Starting in K-12, and now extending into higher education, we have been cultivating a mindset where the F-word (“failure”) is no longer permissible, even when a student exerts almost zero effort. It begins in the early grades, where during the last several decades academic standards have collapsed to the point that kids receive gold stars or trophies for nonexistent (or trivial) achievement and are advanced to the next grade if they have a pulse. There is a well-intentioned effort to help struggling learners especially, since in the past they were often overlooked by schools, but in the process all learners are reduced to the lowest common denominator.

Many contemporary school administrators instruct their staff that “failure is not an option.” If you are a teacher who is told that, if you issue a failing grade, the fault lies with you and not the student, what are you to do, especially when such well-known professional development gurus as Robert Marzano and Rick Dufour are constantly cited in the latest education “research” and have been hired by principals to reinforce this message? (For example, Marzano, who puts the onus entirely on the teacher rather than the student or parent and who believes the right kind of “assessment-intervention” regimen can allow “all” students to “succeed,” is the featured speaker at an upcoming school administrators conference sponsored by the Missouri Department of Elementary and Secondary Education).

This model of education is now being transferred to the university level, as professors see many of the products of such K-12 training on college campuses in need of “support” (aka remediation), not only lacking basic academic skills and knowledge but the most rudimentary understanding of what it takes to become an “educated” person. Thus, on my campus and many others, “retention” centers are proliferating along with “early alert” warning systems designed to help students by sending them regular reminders to come to class, turn in work by the due dates and perform other basic obligations that can be gleaned if they simply read the syllabus. Thus, the “coddling” paradigm has been imported from K-12 into academia as we treat adults like children (while of course overlooking or excusing potentially harmful behaviors on grounds that these are adults and the college must not act in loco parentis). Many professors are trying to resist the decline in expectations – indeed, despite grade inflation there is still a high college dropout rate – but the combination of “equity” pressures along with cash-strapped colleges wanting to retain tuition-paying students is creating the perfect storm likely to lead to further erosion of standards.
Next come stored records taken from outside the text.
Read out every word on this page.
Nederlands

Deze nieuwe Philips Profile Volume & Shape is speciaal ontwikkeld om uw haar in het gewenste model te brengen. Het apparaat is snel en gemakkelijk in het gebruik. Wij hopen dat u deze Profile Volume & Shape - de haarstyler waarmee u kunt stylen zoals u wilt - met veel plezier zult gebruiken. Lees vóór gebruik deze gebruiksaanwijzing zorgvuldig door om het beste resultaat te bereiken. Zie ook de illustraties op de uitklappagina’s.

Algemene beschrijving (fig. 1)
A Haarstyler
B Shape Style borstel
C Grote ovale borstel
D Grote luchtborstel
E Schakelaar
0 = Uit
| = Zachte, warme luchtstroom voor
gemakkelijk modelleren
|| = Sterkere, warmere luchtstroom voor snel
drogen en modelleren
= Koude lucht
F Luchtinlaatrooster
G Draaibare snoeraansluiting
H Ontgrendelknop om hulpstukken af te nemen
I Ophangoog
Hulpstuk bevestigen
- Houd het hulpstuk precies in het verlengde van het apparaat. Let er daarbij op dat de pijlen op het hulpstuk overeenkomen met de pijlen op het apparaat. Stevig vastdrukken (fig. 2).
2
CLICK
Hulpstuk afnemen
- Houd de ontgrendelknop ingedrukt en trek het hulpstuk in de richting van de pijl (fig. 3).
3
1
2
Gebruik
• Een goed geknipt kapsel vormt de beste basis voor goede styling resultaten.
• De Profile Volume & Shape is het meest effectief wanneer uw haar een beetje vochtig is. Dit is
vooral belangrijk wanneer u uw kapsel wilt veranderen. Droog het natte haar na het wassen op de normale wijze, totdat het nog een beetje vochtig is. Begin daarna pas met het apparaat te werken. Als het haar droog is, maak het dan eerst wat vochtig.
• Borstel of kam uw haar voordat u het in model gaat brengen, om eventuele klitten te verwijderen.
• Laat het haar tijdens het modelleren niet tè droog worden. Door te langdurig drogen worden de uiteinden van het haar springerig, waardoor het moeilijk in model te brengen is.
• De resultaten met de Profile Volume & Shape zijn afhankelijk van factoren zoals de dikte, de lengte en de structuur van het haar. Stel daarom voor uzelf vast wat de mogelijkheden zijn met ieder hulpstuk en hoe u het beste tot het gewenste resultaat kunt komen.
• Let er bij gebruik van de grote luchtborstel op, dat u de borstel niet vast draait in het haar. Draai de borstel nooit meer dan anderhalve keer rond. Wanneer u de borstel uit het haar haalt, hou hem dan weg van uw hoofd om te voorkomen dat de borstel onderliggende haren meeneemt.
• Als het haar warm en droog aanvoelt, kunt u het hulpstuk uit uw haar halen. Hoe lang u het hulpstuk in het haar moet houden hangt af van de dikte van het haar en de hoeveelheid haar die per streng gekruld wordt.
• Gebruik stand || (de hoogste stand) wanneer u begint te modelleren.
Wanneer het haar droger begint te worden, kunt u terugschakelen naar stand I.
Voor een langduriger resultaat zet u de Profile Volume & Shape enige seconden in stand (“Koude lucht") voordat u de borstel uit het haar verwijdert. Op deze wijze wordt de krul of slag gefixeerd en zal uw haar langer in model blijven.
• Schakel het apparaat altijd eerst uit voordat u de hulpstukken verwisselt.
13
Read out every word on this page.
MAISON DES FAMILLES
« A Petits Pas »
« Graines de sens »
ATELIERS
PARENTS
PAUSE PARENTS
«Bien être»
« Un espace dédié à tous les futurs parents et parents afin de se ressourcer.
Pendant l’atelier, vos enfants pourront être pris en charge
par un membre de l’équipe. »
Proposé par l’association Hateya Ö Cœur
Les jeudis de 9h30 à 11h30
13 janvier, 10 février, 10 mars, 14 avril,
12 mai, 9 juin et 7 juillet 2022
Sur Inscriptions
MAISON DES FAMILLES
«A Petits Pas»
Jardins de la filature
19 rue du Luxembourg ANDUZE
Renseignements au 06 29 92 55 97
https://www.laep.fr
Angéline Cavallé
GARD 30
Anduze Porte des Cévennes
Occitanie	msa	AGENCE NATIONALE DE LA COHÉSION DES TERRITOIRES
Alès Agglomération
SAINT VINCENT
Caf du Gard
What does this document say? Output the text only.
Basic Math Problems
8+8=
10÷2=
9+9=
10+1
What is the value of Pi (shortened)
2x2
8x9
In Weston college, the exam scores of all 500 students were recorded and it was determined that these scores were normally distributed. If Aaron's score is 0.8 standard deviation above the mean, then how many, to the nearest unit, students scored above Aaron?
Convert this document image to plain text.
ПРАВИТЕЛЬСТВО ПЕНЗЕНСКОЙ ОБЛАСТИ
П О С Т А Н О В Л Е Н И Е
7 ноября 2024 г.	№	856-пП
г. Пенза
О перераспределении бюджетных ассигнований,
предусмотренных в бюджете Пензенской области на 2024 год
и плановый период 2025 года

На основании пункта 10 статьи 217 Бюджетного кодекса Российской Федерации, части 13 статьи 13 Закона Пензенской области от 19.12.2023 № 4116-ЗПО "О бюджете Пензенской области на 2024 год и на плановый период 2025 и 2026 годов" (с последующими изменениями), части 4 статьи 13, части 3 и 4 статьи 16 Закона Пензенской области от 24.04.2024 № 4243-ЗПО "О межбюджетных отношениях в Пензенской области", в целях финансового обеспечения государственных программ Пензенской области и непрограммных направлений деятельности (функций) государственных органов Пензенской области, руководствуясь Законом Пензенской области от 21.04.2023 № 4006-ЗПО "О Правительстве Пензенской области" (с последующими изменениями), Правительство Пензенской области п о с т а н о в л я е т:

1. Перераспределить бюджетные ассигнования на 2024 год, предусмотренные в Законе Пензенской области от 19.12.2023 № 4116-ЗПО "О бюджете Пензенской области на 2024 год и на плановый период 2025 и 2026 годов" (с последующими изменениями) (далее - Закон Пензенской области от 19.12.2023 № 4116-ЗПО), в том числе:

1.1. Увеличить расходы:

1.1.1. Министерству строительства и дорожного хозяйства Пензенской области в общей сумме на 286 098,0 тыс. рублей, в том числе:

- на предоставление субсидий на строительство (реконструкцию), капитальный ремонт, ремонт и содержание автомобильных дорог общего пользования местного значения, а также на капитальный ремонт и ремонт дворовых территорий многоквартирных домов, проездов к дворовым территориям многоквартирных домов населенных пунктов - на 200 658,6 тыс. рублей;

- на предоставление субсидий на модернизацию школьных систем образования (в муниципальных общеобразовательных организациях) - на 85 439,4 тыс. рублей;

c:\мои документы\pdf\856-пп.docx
Both left and right are to blame. On the left, there are those who push the “therapeutic model” – the idea that the student is a “patient” whose problems a school is supposed to fix and who is entitled to endless chances to mess up, redo work, and graduate to the next level in the name of “access” and “fairness.” On the right, there are those who push the “business model” – the idea that the student is a “customer” who is entitled to a school’s best customer-is-always-right “services” in the name of “market-style accountability.” President Obama wants to see “college readiness for all,” and many Republican state legislators want to see “higher graduation rates.” Between them, I am getting ready for more emails telling me what a lousy teacher I am.

J. Martin Rochester is a Curators’ Teaching Professor of Political Science at the University of Missouri–St. Louis. A version of this column first appeared on the website Education Gadfly Weekly.